Ein durch und durch moderner Mann
Was kümmert uns im 21. Jahrhundert ein Theologe des 4. Jahrhunderts? Was kann jemand, der schon so lange tot ist, für uns bedeuten? Die Antwort könnte überraschen.
Die moderne Psychologie verdankt Augustinus einiges, denn sein Studium des menschlichen Willens schuf wesentliche Grundlagen für die Identitätsforschung. Seine Theologie brachte die Erforschung des Willens durch seine griechischsprachigen Zeitgenossen von der Ontologie [der Lehre vom Sein] zur Psychologie [der Lehre vom menschlichen Geist]. Er schuf ein neues literarisches Genre, denn in seinem autobiographischen Werk, den Bekenntnissen, lädt er den Leser in sein Denken ein, statt nur die Geschichte seines Lebens zu erzählen. Dies sind nicht einfach Schuldbekenntnisse oder eine Beichte, wie sie in der Kirche üblich wurde, sondern ein Bekenntnis zu Gott und seiner Existenz. Die Bekenntnisse sind wahrscheinlich die erste Autobiographie, deren Autor versuchte, seine eigenen Motive zu ergründen, lange bevor Freud dies zum Beginn des 20. Jahrhunderts tat.

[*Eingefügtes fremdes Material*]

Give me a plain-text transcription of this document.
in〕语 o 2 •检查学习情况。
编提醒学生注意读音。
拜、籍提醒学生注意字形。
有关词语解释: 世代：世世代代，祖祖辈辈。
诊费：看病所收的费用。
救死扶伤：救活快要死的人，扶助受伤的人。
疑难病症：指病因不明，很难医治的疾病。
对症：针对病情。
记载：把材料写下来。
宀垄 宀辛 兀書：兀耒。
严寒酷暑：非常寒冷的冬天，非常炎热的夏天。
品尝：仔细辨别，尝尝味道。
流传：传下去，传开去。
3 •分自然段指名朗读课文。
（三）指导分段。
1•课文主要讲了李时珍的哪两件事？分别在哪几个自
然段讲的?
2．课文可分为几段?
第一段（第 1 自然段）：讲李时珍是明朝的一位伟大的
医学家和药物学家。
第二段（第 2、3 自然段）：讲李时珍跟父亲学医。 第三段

Für Augustinus gehörten das Wesen des menschlichen Geistes und seine psychologischen Prozesse zum Studium der Welt des Geistes, der wahren Welt seiner philosophischen Mentoren. Der Professor für Theologiegeschichte Andrew Louth sah Augustinus Plotin, den Begründer des Neoplatonismus, als einen Meister der Mysterien, insbesondere der Mysterien des inneren Lebens (The Origins of the Christian Mystical Tradition, 1981). Augustinus suchte Episoden der Bewusstseinserweiterung oder „Ekstase“, wie er sie nannte. Hierin hat ihm die mittelalterliche Mystik viel zu verdanken. Damit ist jedoch seine Wirkung nicht zu Ende. Sein Interesse an den Prozessen der Psyche und dessen, was er als Welt des Geistes sah, hat noch viel tiefgreifendere Nachwirkungen in unserer Gesellschaft.
Heute würden wir Augustinus' Begriff der Ekstase mit der Auffassung in Verbindung bringen, dass nur das von Bedeutung ist, was das Individuum subjektiv im Geist erlebt. Diese Auffassung unterstützten die Existenzialisten und Phänomenologen des 19. und 20. Jahrhunderts. Doch sie kam aus einer philosophischen Strömung, die über Søren Kierkegaard und Edmund Husserl bis zu René Descartes und Augustinus zurückreicht.
Augustinus' Lehre, dass Worte Zeichen sind, wird auch von der analytischen Philosophie bestätigt, die Bertrand Russell und Ludwig Wittgenstein im frühen 20. Jahrhundert begründeten, sowie in der postmodernen Literatur mit Schriftstellern wie Jacques Derrida und Michel Foucault.
Augustinus war in der Tat ein moderner Mann - seiner Zeit um 1500 Jahre voraus.